Google on Wednesday also unveiled "AI Overviews," an AI-generated summary feature based on the Gemini 2.0 model, which provides summarized content for certain Google search queries and will soon be able to handle "more complex topics," as well as "multimodal" and "multistep" search content. as well as "multimodal" and "multistep" searches. Google says this includes advanced math problems and programming issues.

The new AI Overviews feature will begin limited testing this week and will be rolled out widely early next year.

Since its launch this spring, however, AI Overviews has stirred up a lot of controversy, with some of the dubious statements and advice it offers (such as the recommendation to put glue on pizza) having sparked a firestorm of controversy online. According to a recent report from SEO platform SE Ranking, AI Overviews cites websites that are "not entirely reliable or evidence-based," including outdated research and paid product listings.

The main problem, according to the analysis, is that AI Overviews sometimes have trouble recognizing whether a source is factual, fictional, satirical or serious content. Over the past few months, Google has changed the way AI Overviews works, limiting answers related to current events and health topics. But Google doesn't claim that the feature has been perfect.

Nonetheless, Google says that AI Overviews have boosted search engagement, especially among the key user group of 18- to 24-year-olds - a key target demographic for Google.

Latest AI gas pedal chip Trillium exclusively for Gemini 2.0

Google on Wednesday unveiled Trillium, its sixth-generation artificial intelligence gas pedal chip, claiming that the chip's performance improvements could fundamentally change the economic model for AI development.

This custom processor was used to train Google's newly released Gemini 2.0 AI model, which delivers four times the training performance of its predecessor, while dramatically reducing power consumption.

Google has connected more than 100,000 Trillium chips in a single network structure to form one of the world's most powerful AI supercomputers, Google CEO Sundar Pichai explained in an announcement post.

Trillium delivers significant improvements in multiple dimensions. Compared to its predecessor, this chip delivers a 4.7x increase in peak compute performance per chip, while doubling both high-bandwidth memory capacity and inter-chip interconnect bandwidth. More importantly, it is 67% more energy efficient, a key metric for data centers when dealing with the huge energy demands of AI training.

Trillium's business impact goes beyond performance metrics.

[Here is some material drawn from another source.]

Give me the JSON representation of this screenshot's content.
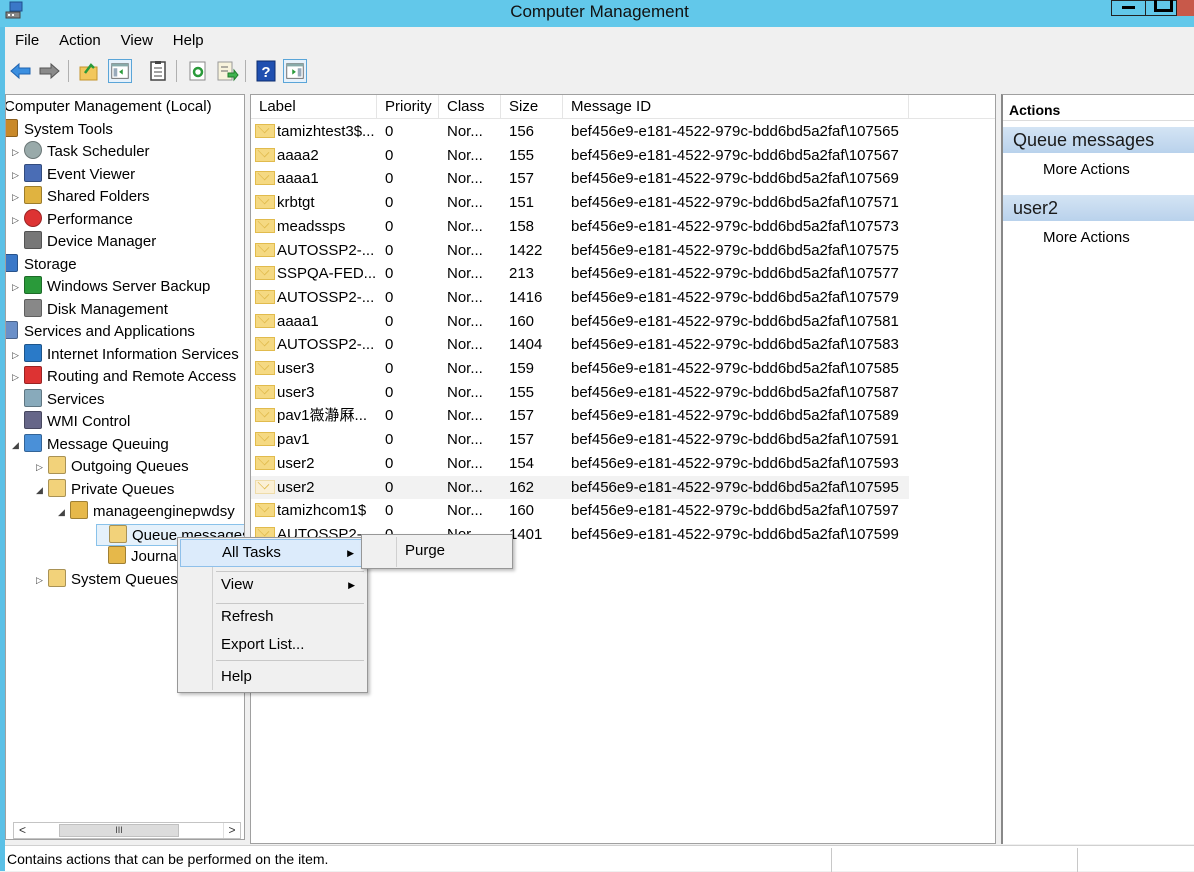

Google claims that the chip offers a 2.5x improvement in training performance per dollar compared to its predecessor, which could reshape the economic model of AI development.

Analysis suggests that the release of Trillium has intensified competition in the AI hardware space, which NVIDIA has long dominated with its GPU-based solutions. While NVIDIA's chips remain the industry standard for many AI applications, Google's custom chip approach may have advantages for specific workloads, especially training very large models.

Other analysts say that Google's huge investment in custom chip development reflects its strategic bet on the importance of AI infrastructure. Google's decision to make Trillium available to cloud customers signals its desire to be more competitive in the cloud AI market, competing fiercely with Microsoft Azure and Amazon AWS. For the tech industry as a whole, the release of Trillium suggests that the battle for AI hardware supremacy is entering a new phase.